As a reminder:  the Gang of 8 bill provided immediate legalization for all illegal immigrants except for hardened criminals.  The conditions set forth were really very minimal:  “paying taxes” generally meant “begin to collect tax refunds”, for instance.   The statement that there’d be a 10 year delay while enforcement mechanisms were put in place was fundamentally dishonest, given that there was, really, nothing at risk — the newly-legalized immigrants would have their work visas renewed, with no risk of cancellation, up until that point at which they were able to gain permanent residency.  The requirement to learn English was ill-defined, and there were hardship exemptions everywhere you looked.  I don’t remember the particulars about the fines, but it seems to me that they weren’t particularly burdensome, given that we’re talking about low-wage earners here.  (Yeah, I read the bill in detail but I can’t find the blog post in which I walked through these sections.)

Rubio’s new proposal — to get to the same endpoint via a series of bills — doesn’t strike me as much of an improvement, if “series” is meant to imply that they are all passed within a relatively short time frame.  If a bill to implement e-verify is passed, but no effort is made to implement it before the legalization bill is passed — and the latter is implemented immediately — we’re not in any different a place than with the Go8 bill.  And Rubio’s repetition of the 10-year delay seems to suggest that it is during this time that the enforcement would be implemented (to the extent that Rubio’s and succeeding administrations choose to do so).

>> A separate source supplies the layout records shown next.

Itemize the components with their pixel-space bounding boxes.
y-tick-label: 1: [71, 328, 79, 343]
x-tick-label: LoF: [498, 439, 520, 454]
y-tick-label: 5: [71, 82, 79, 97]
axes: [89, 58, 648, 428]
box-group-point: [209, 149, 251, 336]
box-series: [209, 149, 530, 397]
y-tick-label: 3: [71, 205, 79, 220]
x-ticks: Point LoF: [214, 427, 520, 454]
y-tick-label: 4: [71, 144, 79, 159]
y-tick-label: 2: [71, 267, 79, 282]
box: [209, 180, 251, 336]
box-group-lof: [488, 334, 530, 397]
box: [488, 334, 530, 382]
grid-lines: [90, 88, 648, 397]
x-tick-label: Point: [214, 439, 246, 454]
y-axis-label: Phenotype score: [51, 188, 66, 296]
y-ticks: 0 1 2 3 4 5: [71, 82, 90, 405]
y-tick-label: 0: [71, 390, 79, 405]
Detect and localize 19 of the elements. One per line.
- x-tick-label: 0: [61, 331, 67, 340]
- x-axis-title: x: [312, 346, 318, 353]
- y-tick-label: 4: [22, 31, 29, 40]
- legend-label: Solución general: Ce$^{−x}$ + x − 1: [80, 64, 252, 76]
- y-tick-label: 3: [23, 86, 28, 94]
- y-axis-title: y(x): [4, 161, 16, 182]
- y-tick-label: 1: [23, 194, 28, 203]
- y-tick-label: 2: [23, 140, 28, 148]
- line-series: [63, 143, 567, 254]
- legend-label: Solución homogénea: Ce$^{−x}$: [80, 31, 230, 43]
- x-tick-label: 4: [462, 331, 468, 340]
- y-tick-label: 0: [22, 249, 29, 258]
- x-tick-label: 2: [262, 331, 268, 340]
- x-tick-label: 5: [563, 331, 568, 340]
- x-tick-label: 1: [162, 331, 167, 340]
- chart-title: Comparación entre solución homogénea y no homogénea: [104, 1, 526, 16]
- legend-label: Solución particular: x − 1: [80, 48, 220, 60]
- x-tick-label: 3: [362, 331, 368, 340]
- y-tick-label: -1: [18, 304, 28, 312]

Again:  pass enforcement mechanisms first, punishing employers who use illegal immigrant labor, either with false papers or paid under the table.  Go after creators and users of forged IDs.  Allow employers to question documentation without being hauled up for discrimination.  Simultaneously, provide “true amnesty” (rather than mass legalization) in appropriate cases, such as spouses of US citizens, and allow legalization of limited numbers annually, of the most assimilated individuals/families, with strict caps and selectivity, and with intentional caps on total new arrivals from all categories, as well.  Require, not sign-off from government agencies, but documentation from credible sources that illegal immigration has been de facto eliminated, plus low unemployment and strong wage growth among low earners,  before these small annual caps on legalization are liberalized, but set some basic requirements in any case, rather than allowing even the greenest of new arrivals to stay.

Bottom line:  this is why people support Trump (even though his “open door” doesn’t sound much better).  They’re tired of these games.  And, in the end, of the supposedly-strong GOP bench, who’s left?